On June 29, 1992, four years after the testator's death, it was Maria Pilar Ruiz Montes
who filed a petition for the probate and approval of Hilario Ruiz's will and for the
issuance of letters testamentary to Edmond. Surprisingly, Edmond opposed the petition
on the ground that the will was executed under undue influence. On November 2, 1992,
one of the properties of the estate - the house and lot at No. 2 Oliva Street, Valle Verde
IV, Pasig which the testator bequeathed to Maria Cathryn, Candice Albertine and Maria
Angeline was leased out by Edmond Ruiz to third persons. On January 19, 1993, the
probate court ordered Edmond to deposit with the Branch Clerk of Court the rental
deposit and payments totaling P540,000.00 representing the one-year lease of the Valle
Verde property. In compliance, Edmond turned over the amount of P348,583.56,
representing the balance of the rent after deducting P191,416.14 for repair and
maintenance expenses on the estate. On May 14, 1993, Edmond withdrew his
opposition to the probate of the will. Consequently, the probate court, on May 18, 1993,
admitted the will to probate and ordered the issuance of letters testamentary to
Edmond. On July 28, 1993, petitioner Testate Estate of Hilario Ruiz, with Edmond Ruiz
as executor, filed a motion for the release of the rent payments deposited with the
Branch Clerk of Court.
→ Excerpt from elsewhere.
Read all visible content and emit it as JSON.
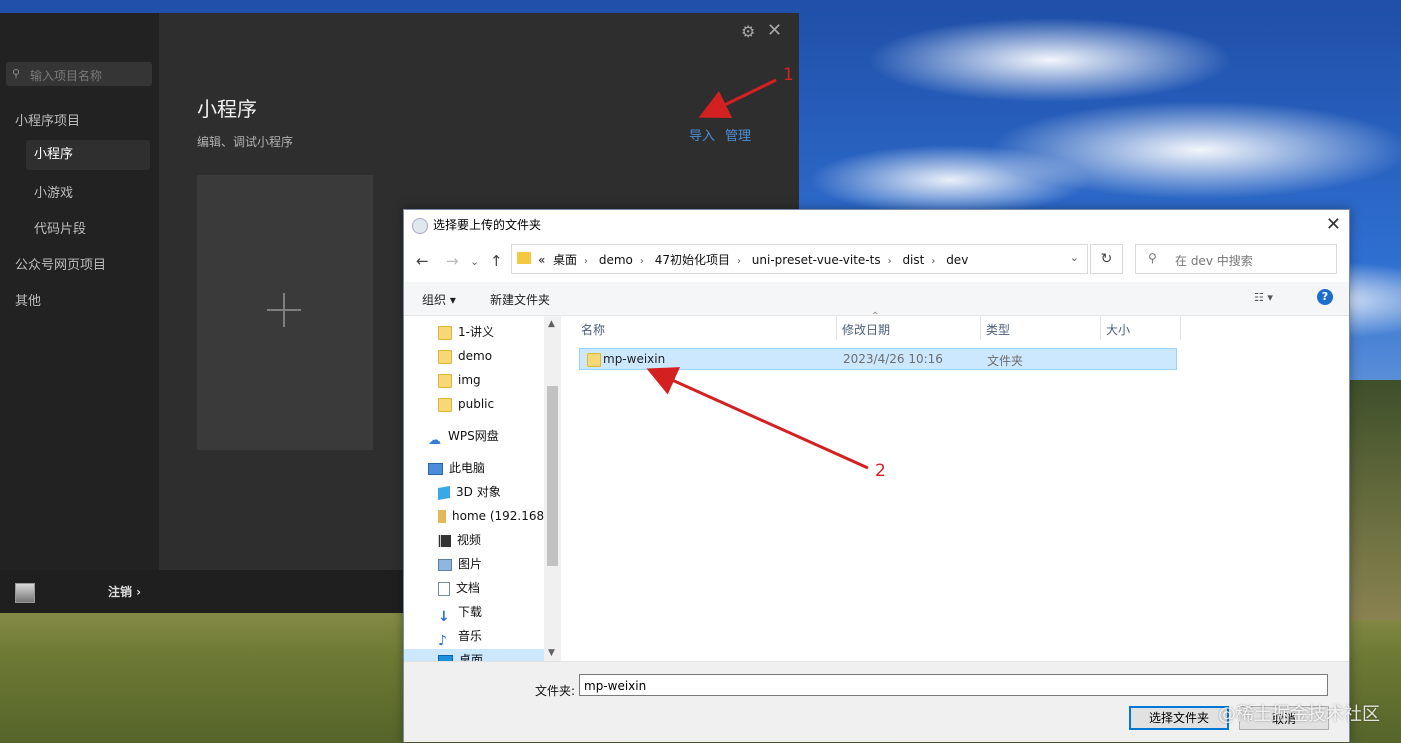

Respondent Montes opposed the motion and concurrently filed a
motion for the release of the said rent payments to Maria Cathryn, Candice Albertine,
and Maria Angeline and for the distribution of the testator's properties, specifically the
Valle Verde property and the Blue Ridge apartments, in accordance with the provisions
of the holographic will. On August 26, 1993, the probate court denied petitioner's motion
for release of funds but granted respondent Montes' motion in view of petitioner's lack of
opposition. It thus ordered the release of the rent payments to the decedent's three
granddaughters. It further ordered the delivery of the titles to, and possession of the
properties bequeathed to the three granddaughters and respondent Montes upon the
filing of a bond of P50,000.00.

Issue:
Whether the probate court erred in granting an allowance from the funds of the estate
for the support of the testator's grandchildren?

Ruling:
The Court ruled that, on the matter of allowance, Section 3 of Rule 83 of the Revised
Rules of Court is the clear provision of the law governing the said case.
Sec. 3. Allowance to widow and family. — The widow and minor or incapacitated
children of a deceased person, during the settlement of the estate, shall receive
therefrom under the direction of the court, such allowance as provided by law. In this
case, the law is rooted on the fact that the right and duty to support, especially the right
to education, subsist even beyond the age of majority. Be that as it may, grandchildren
are not entitled to provisional support from the funds of the decedent's estate. The law
clearly limits the allowance to "widow and children" and does not extend it to the
deceased's grandchildren, regardless of their minority or incapacity. It was error,
therefore, for the appellate court to sustain the probate court's order granting an
allowance to the grandchildren of the testator pending settlement of his estate.